结论:在开始使用ALNCD加30mg口服阿立哌唑后,每2个月使用AL1064mg治疗25周,未观察到新的早期或晚期出现的安全性问题。结果与已知的AL和PP的安全性特征一致,并且支持每2个月使用ALNCD和30mg口服阿立哌唑开始的AL1064mg的安全性。
试验注册:ClinicalTrials.gov标识符:NCT03345979。
方法:本研究于2017年11月至2019年3月进行。在住院≥2周期间开始AL或PP,此后过渡到门诊治疗。临床感兴趣的AE率,包括注射部位反应(ISR),电机AE,镇静,低血压,催乳素水平升高,体重增加,和自杀意念/行为,总结了每个治疗的第4、9和25周。
结果:在200名接受≥1剂量研究治疗的患者中,99(49.5%)完成了研究(AL,57%;PP,43%)。
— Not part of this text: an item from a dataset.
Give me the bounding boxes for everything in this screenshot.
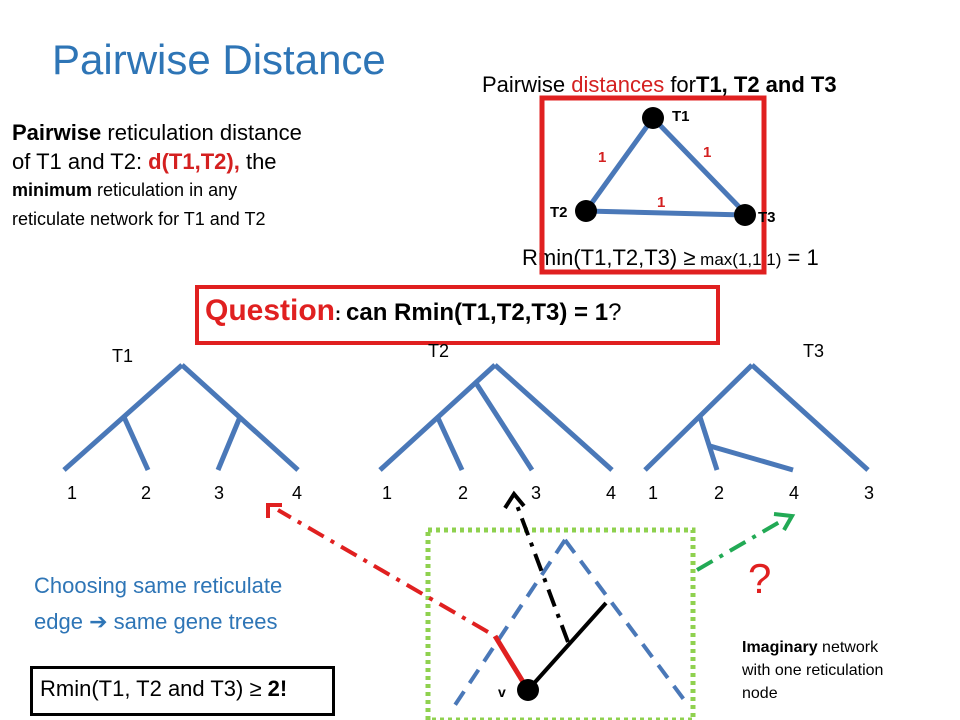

AL和PP治疗组的平均(SD)基线阳性和阴性综合征量表总分分别为94.1(9.04)和94.6(8.41),分别。69/99(70%)接受AL和72/101(71%)接受PP的患者报告了AE;大多数AE的严重程度为轻度或中度。ISR(AL,18.2%;PP,26.7%)主要发生在第1天和第8天。所有静坐不能/躁动不良事件(AL,10.1%;PP,11.9%)在前4周内发生;<10%的患者(任一治疗)经历低血压,镇静,或自杀意念/行为事件。与基线相比体重增加≥7%发生在9.3%的AL和23.8%的PP治疗患者中。在接受AL治疗的男性和女性中,催乳素浓度中位数变化为-4.60和-3.55ng/mL,分别,并且在任何接受AL治疗的患者中都不超过正常水平的2倍。在PP治疗的患者中,变化分别为21.20和80.40ng/mL,38%和88%的男性和女性浓度超过正常值的2倍,分别。
结论:在开始使用ALNCD加30mg口服阿立哌唑后,每2个月使用AL1064mg治疗25周,未观察到新的早期或晚期出现的安全性问题。结果与已知的AL和PP的安全性特征一致,并且支持每2个月使用ALNCD和30mg口服阿立哌唑开始的AL1064mg的安全性。
试验注册:ClinicalTrials.gov标识符:NCT03345979。